Non-GAAP Financial Measures - continued
Each of our Adjusted EBITDA and Adjusted EBITDA including equity affiliates measures has limitations as an analytical tool, and you should not consider it in isolation or as a substitute for analysis of our results as reported under GAAP. Some of these limitations are:
    •  it does not reflect our cash expenditures, future requirements for capital expenditures or contractual commitments;
    •  it does not reflect changes in, or cash requirements for, our working capital needs;
    •  it does not reflect the significant interest expense or the cash requirements necessary to service interest or principal payments on our debt;
    •  although depreciation and amortization are non-cash charges, the assets being depreciated and amortized will often have to be replaced in the future,
       and our Adjusted EBITDA (or our Adjusted EBITDA including equity affiliates) measure does not reflect any cash requirements for such replacements;
    •  it is not adjusted for all non-cash income or expense items that are reflected in our statements of cash flows;
    •  it does not reflect the impact of earnings or charges resulting from matters we consider not indicative of our ongoing operations;
    •  it does not reflect limitations on or costs related to transferring earnings from our subsidiaries to us; and
    •  other companies in our industry may calculate this measure differently than we do, limiting its usefulness as a comparative measure.
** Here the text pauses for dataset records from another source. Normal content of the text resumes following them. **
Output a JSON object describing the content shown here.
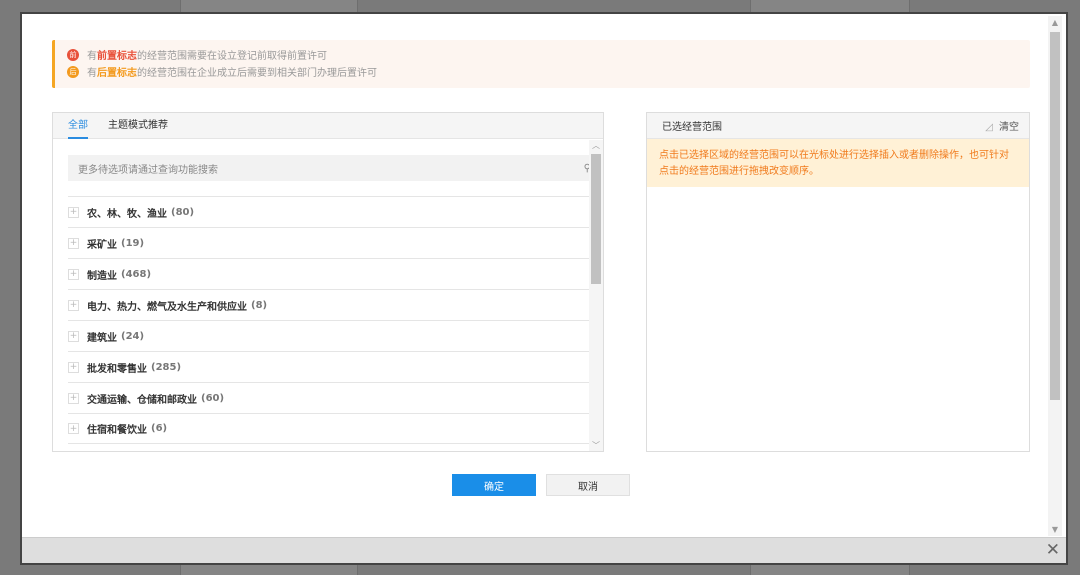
{
  "notice": {
    "line1": {
      "badge": "前",
      "prefix": "有",
      "highlight": "前置标志",
      "suffix": "的经营范围需要在设立登记前取得前置许可"
    },
    "line2": {
      "badge": "后",
      "prefix": "有",
      "highlight": "后置标志",
      "suffix": "的经营范围在企业成立后需要到相关部门办理后置许可"
    }
  },
  "left": {
    "tabs": [
      {
        "label": "全部"
      },
      {
        "label": "主题模式推荐"
      }
    ],
    "search_placeholder": "更多待选项请通过查询功能搜索",
    "items": [
      {
        "label": "农、林、牧、渔业",
        "count": "(80)"
      },
      {
        "label": "采矿业",
        "count": "(19)"
      },
      {
        "label": "制造业",
        "count": "(468)"
      },
      {
        "label": "电力、热力、燃气及水生产和供应业",
        "count": "(8)"
      },
      {
        "label": "建筑业",
        "count": "(24)"
      },
      {
        "label": "批发和零售业",
        "count": "(285)"
      },
      {
        "label": "交通运输、仓储和邮政业",
        "count": "(60)"
      },
      {
        "label": "住宿和餐饮业",
        "count": "(6)"
      }
    ]
  },
  "right": {
    "title": "已选经营范围",
    "clear_label": "清空",
    "tip": "点击已选择区域的经营范围可以在光标处进行选择插入或者删除操作，也可针对点击的经营范围进行拖拽改变顺序。"
  },
  "buttons": {
    "ok": "确定",
    "cancel": "取消"
  },
  "colors": {
    "accent": "#1a8ee8",
    "pre": "#e8513a",
    "post": "#f39a1e"
  }
}
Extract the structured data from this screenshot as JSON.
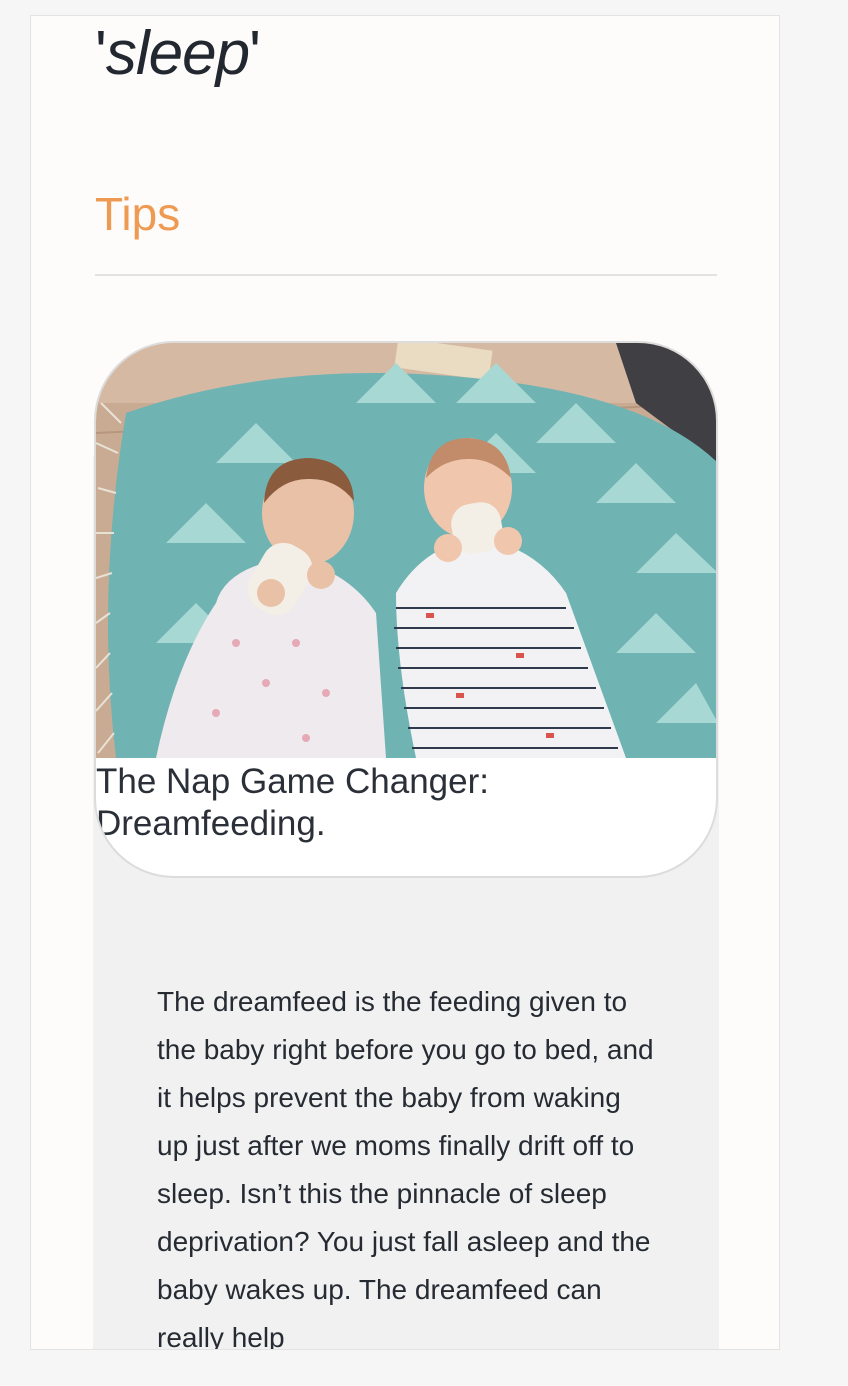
{
  "header": {
    "quote_open": "'",
    "brand_word": "sleep",
    "quote_close": "'"
  },
  "section": {
    "title": "Tips"
  },
  "article": {
    "image_alt": "Two babies lying on a teal patterned blanket drinking from bottles",
    "title": "The Nap Game Changer: Dreamfeeding.",
    "body": "The dreamfeed is the feeding given to the baby right before you go to bed, and it helps prevent the baby from waking up just after we moms finally drift off to sleep. Isn’t this the pinnacle of sleep deprivation? You just fall asleep and the baby wakes up. The dreamfeed can really help"
  },
  "colors": {
    "accent": "#ef9a52",
    "text": "#262b33",
    "page": "#fdfcfb",
    "article_bg": "#f1f1f1",
    "blanket": "#6fb3b3"
  }
}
     Because of these limitations, neither of Adjusted EBITDA or Adjusted EBITDA including equity affiliates should be considered as a measure of discretionary cash available to us to invest in the growth of our business or as a measure of cash that will be available to us to meet our obligations, including those under our outstanding debt obligations. You should compensate for these limitations by relying primarily on our GAAP results and using Adjusted EBITDA only as supplemental information.